In the Goldstein case the corporate defendant executed and delivered a promissory note on August 13, 1931, payable four months after date. The note was signed by the individual defendants as the president and vice-president of the corporation and was also indorsed by them. Although the note became due on December 13, 1931, the action to recover thereon from the maker and indorsers was not commenced until October 20, 1936. The question presented was whether the indorsers became liable on the note absent its presentment for payment on the date it fell due and the failure to give notice of its dishonor to the indorsers. The court held (p. 290) that it did not matter that the indorser was an officer of the corporation and may thereby have knowledge of the date on which the note falls due and that "Mere knowledge of the dishonor is held not equivalent to the notice, which must come from the one who is entitled to look to the party for payment and must inform him that the note has been duly presented for payment; that it has been dishonored, and that the holder looks to him for payment." The court expressly recognized that under some circumstances a waiver may be implied and cited O'Bannon Co. v.
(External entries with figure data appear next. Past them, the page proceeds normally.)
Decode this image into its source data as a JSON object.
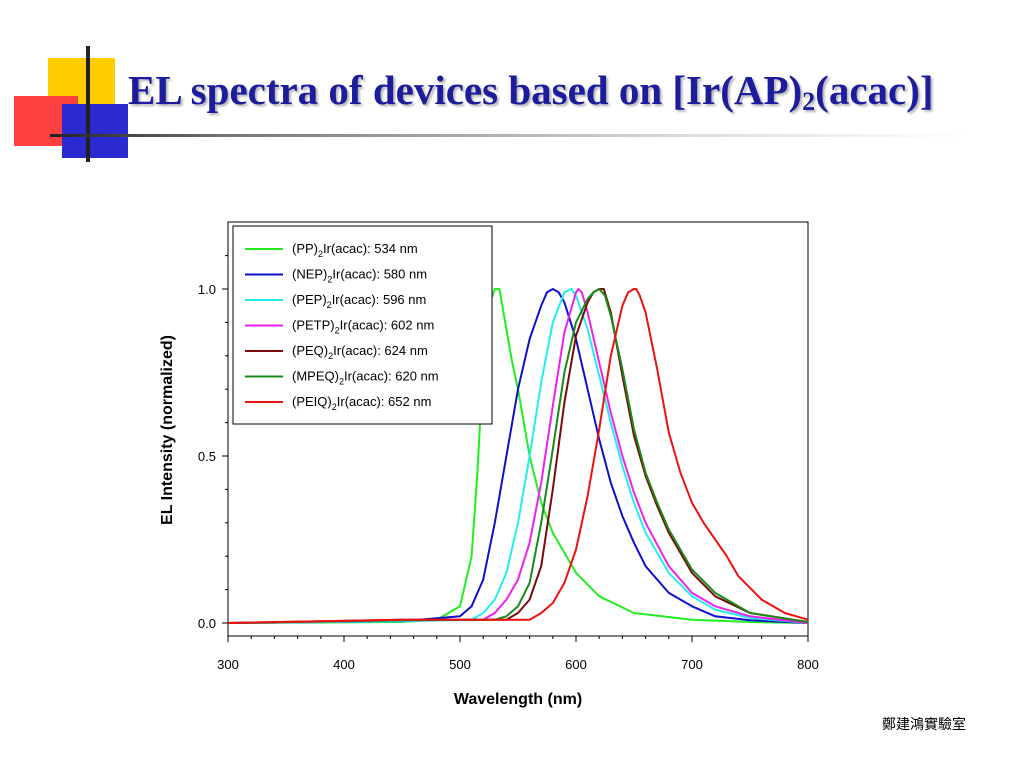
{
  "slide": {
    "title_main": "EL spectra of devices based on [Ir(AP)",
    "title_sub": "2",
    "title_tail": "(acac)]",
    "footer": "鄭建鴻實驗室"
  },
  "chart_data": {
    "type": "line",
    "xlabel": "Wavelength (nm)",
    "ylabel": "EL Intensity (normalized)",
    "xlim": [
      300,
      800
    ],
    "ylim": [
      -0.02,
      1.2
    ],
    "x_ticks": [
      300,
      400,
      500,
      600,
      700,
      800
    ],
    "y_ticks": [
      0.0,
      0.5,
      1.0
    ],
    "x_tick_labels": [
      "300",
      "400",
      "500",
      "600",
      "700",
      "800"
    ],
    "y_tick_labels": [
      "0.0",
      "0.5",
      "1.0"
    ],
    "grid": false,
    "legend_position": "top-left",
    "series": [
      {
        "name": "(PP)2Ir(acac): 534 nm",
        "legend": {
          "a": "(PP)",
          "sub": "2",
          "b": "Ir(acac): 534 nm"
        },
        "color": "#22ee22",
        "x": [
          300,
          450,
          480,
          500,
          510,
          515,
          520,
          525,
          530,
          534,
          540,
          545,
          550,
          555,
          560,
          570,
          580,
          600,
          620,
          650,
          700,
          750,
          800
        ],
        "y": [
          0,
          0.003,
          0.01,
          0.05,
          0.2,
          0.45,
          0.78,
          0.95,
          1.0,
          1.0,
          0.88,
          0.78,
          0.7,
          0.6,
          0.5,
          0.36,
          0.27,
          0.15,
          0.08,
          0.03,
          0.01,
          0.003,
          0
        ]
      },
      {
        "name": "(NEP)2Ir(acac): 580 nm",
        "legend": {
          "a": "(NEP)",
          "sub": "2",
          "b": "Ir(acac): 580 nm"
        },
        "color": "#1010cc",
        "x": [
          300,
          450,
          500,
          510,
          520,
          530,
          540,
          550,
          560,
          570,
          575,
          580,
          585,
          590,
          600,
          610,
          620,
          630,
          640,
          650,
          660,
          680,
          700,
          720,
          750,
          800
        ],
        "y": [
          0,
          0.005,
          0.02,
          0.05,
          0.13,
          0.3,
          0.5,
          0.7,
          0.85,
          0.95,
          0.99,
          1.0,
          0.99,
          0.96,
          0.85,
          0.7,
          0.55,
          0.42,
          0.32,
          0.24,
          0.17,
          0.09,
          0.05,
          0.02,
          0.008,
          0
        ]
      },
      {
        "name": "(PEP)2Ir(acac): 596 nm",
        "legend": {
          "a": "(PEP)",
          "sub": "2",
          "b": "Ir(acac): 596 nm"
        },
        "color": "#22eeee",
        "x": [
          300,
          450,
          510,
          520,
          530,
          540,
          550,
          560,
          570,
          580,
          590,
          596,
          600,
          610,
          620,
          630,
          640,
          650,
          660,
          680,
          700,
          720,
          750,
          800
        ],
        "y": [
          0,
          0.005,
          0.01,
          0.03,
          0.07,
          0.15,
          0.3,
          0.5,
          0.72,
          0.9,
          0.99,
          1.0,
          0.98,
          0.88,
          0.74,
          0.6,
          0.47,
          0.36,
          0.27,
          0.15,
          0.08,
          0.04,
          0.015,
          0
        ]
      },
      {
        "name": "(PETP)2Ir(acac): 602 nm",
        "legend": {
          "a": "(PETP)",
          "sub": "2",
          "b": "Ir(acac): 602 nm"
        },
        "color": "#ee22ee",
        "x": [
          300,
          450,
          520,
          530,
          540,
          550,
          560,
          570,
          580,
          590,
          600,
          602,
          605,
          610,
          620,
          630,
          640,
          650,
          660,
          680,
          700,
          720,
          750,
          800
        ],
        "y": [
          0,
          0.008,
          0.01,
          0.03,
          0.07,
          0.13,
          0.24,
          0.42,
          0.65,
          0.87,
          0.99,
          1.0,
          0.99,
          0.93,
          0.78,
          0.63,
          0.5,
          0.39,
          0.3,
          0.17,
          0.09,
          0.05,
          0.02,
          0
        ]
      },
      {
        "name": "(PEQ)2Ir(acac): 624 nm",
        "legend": {
          "a": "(PEQ)",
          "sub": "2",
          "b": "Ir(acac): 624 nm"
        },
        "color": "#7a0a0a",
        "x": [
          300,
          450,
          540,
          550,
          560,
          570,
          580,
          590,
          600,
          610,
          615,
          620,
          624,
          630,
          640,
          650,
          660,
          670,
          680,
          700,
          720,
          750,
          800
        ],
        "y": [
          0,
          0.01,
          0.01,
          0.03,
          0.07,
          0.17,
          0.4,
          0.66,
          0.86,
          0.96,
          0.99,
          1.0,
          1.0,
          0.93,
          0.74,
          0.56,
          0.44,
          0.35,
          0.27,
          0.15,
          0.08,
          0.03,
          0.003
        ]
      },
      {
        "name": "(MPEQ)2Ir(acac): 620 nm",
        "legend": {
          "a": "(MPEQ)",
          "sub": "2",
          "b": "Ir(acac): 620 nm"
        },
        "color": "#1a8a1a",
        "x": [
          300,
          450,
          530,
          540,
          550,
          560,
          570,
          580,
          590,
          600,
          610,
          615,
          620,
          625,
          630,
          640,
          650,
          660,
          670,
          680,
          700,
          720,
          750,
          800
        ],
        "y": [
          0,
          0.008,
          0.01,
          0.02,
          0.05,
          0.12,
          0.3,
          0.52,
          0.75,
          0.9,
          0.97,
          0.99,
          1.0,
          0.98,
          0.92,
          0.76,
          0.58,
          0.45,
          0.36,
          0.28,
          0.16,
          0.09,
          0.03,
          0.003
        ]
      },
      {
        "name": "(PEIQ)2Ir(acac): 652 nm",
        "legend": {
          "a": "(PEIQ)",
          "sub": "2",
          "b": "Ir(acac): 652 nm"
        },
        "color": "#ee1111",
        "x": [
          300,
          450,
          560,
          570,
          580,
          590,
          600,
          610,
          620,
          630,
          640,
          645,
          650,
          652,
          655,
          660,
          670,
          680,
          690,
          700,
          710,
          720,
          730,
          740,
          760,
          780,
          800
        ],
        "y": [
          0,
          0.01,
          0.01,
          0.03,
          0.06,
          0.12,
          0.22,
          0.38,
          0.58,
          0.8,
          0.95,
          0.99,
          1.0,
          1.0,
          0.98,
          0.93,
          0.76,
          0.57,
          0.45,
          0.36,
          0.3,
          0.25,
          0.2,
          0.14,
          0.07,
          0.03,
          0.01
        ]
      }
    ]
  }
}
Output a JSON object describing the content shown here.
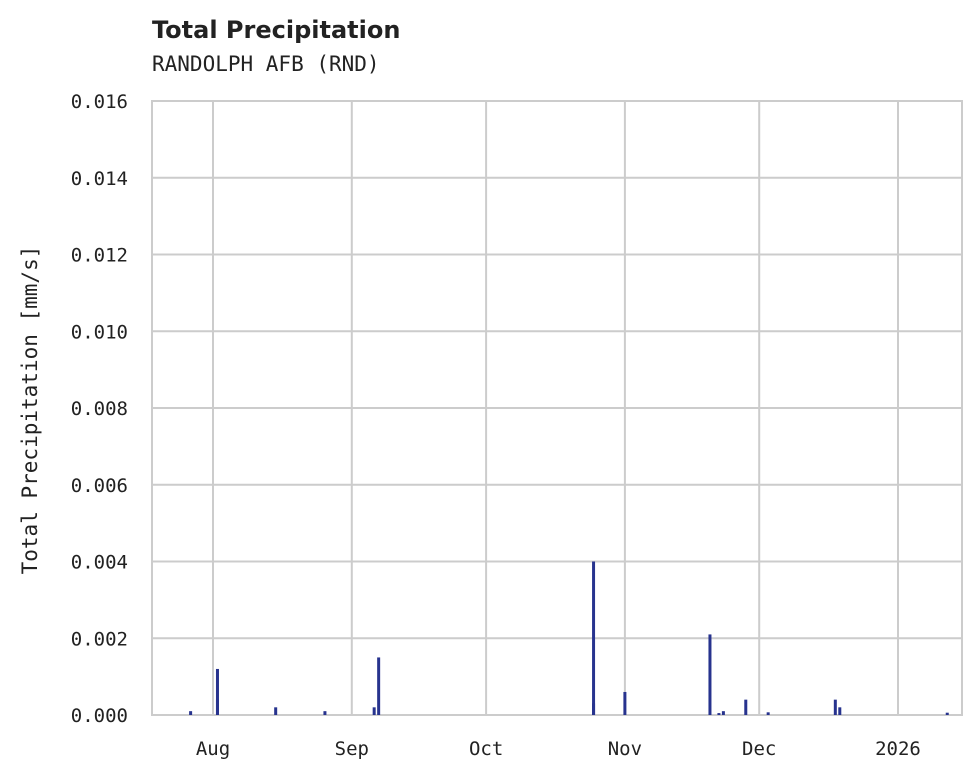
{
  "header": {
    "title": "Total Precipitation",
    "subtitle": "RANDOLPH AFB (RND)"
  },
  "colors": {
    "bar": "#27338e",
    "grid": "#cccccc",
    "frame": "#cccccc",
    "text": "#222222"
  },
  "chart_data": {
    "type": "bar",
    "title": "Total Precipitation",
    "subtitle": "RANDOLPH AFB (RND)",
    "xlabel": "",
    "ylabel": "Total Precipitation [mm/s]",
    "ylim": [
      0,
      0.016
    ],
    "yticks": [
      "0.000",
      "0.002",
      "0.004",
      "0.006",
      "0.008",
      "0.010",
      "0.012",
      "0.014",
      "0.016"
    ],
    "xticks": [
      "Aug",
      "Sep",
      "Oct",
      "Nov",
      "Dec",
      "2026"
    ],
    "grid": true,
    "legend": null,
    "x": [
      "2025-07-27",
      "2025-08-02",
      "2025-08-02",
      "2025-08-15",
      "2025-08-26",
      "2025-09-06",
      "2025-09-07",
      "2025-10-25",
      "2025-10-25",
      "2025-11-01",
      "2025-11-20",
      "2025-11-22",
      "2025-11-23",
      "2025-11-28",
      "2025-12-03",
      "2025-12-18",
      "2025-12-19",
      "2026-01-12"
    ],
    "values": [
      0.0001,
      0.0012,
      0.0004,
      0.0002,
      0.0001,
      0.0002,
      0.0015,
      0.004,
      0.0003,
      0.0006,
      0.0021,
      5e-05,
      0.0001,
      0.0004,
      7e-05,
      0.0004,
      0.0002,
      6e-05
    ]
  }
}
Curran ( 129 App. Div. 90) as an extreme case of that character. There, the president had indorsed the corporate note and before it had matured the corporation, through his efforts and assent, went into bankruptcy, so that at the maturity of the note the maker was insolvent, its business suspended, its place of business closed, its property in the hands of a receiver, and the note was unpaid — of all of which the defendant president had actual knowledge. He was held liable. The facts in the case at bar are clearly apposite.
In the Adam Metal Supply case ( supra), the notes in suit matured after the defendant, as president, executed a creditors' agreement on behalf of the corporate maker. The First Department, relying on O'Bannon Co. v. Curran ( supra), and a later authority, held: "By such affirmative action on his, the endorser's part, he must be deemed in law to have waived presentment and notice of dishonor". And so in the case at bar, by the affirmative action on his, the indorser's part, as described above, the defendant Goldman must be deemed in law to have waived presentment and notice of dishonor.
Judgment is, therefore, granted in favor of the plaintiff adjudging the defendant Goldman liable on the note together with interest and taxable costs; the defendant Goldman's conveyance of his interest in the property in question is declared fraudulent and set aside and the plaintiff's attorneys are allowed the sum of $250, as reasonable counsel fees pursuant to the provisions of section 276-a Debt. Cred. of the Debtor and Creditor Law. The court makes no adjudication whatsoever with respect to the conveyance by the defendant Goldman's wife of her interest in the property since she was not made a party to this action. Settle judgment on two days' notice.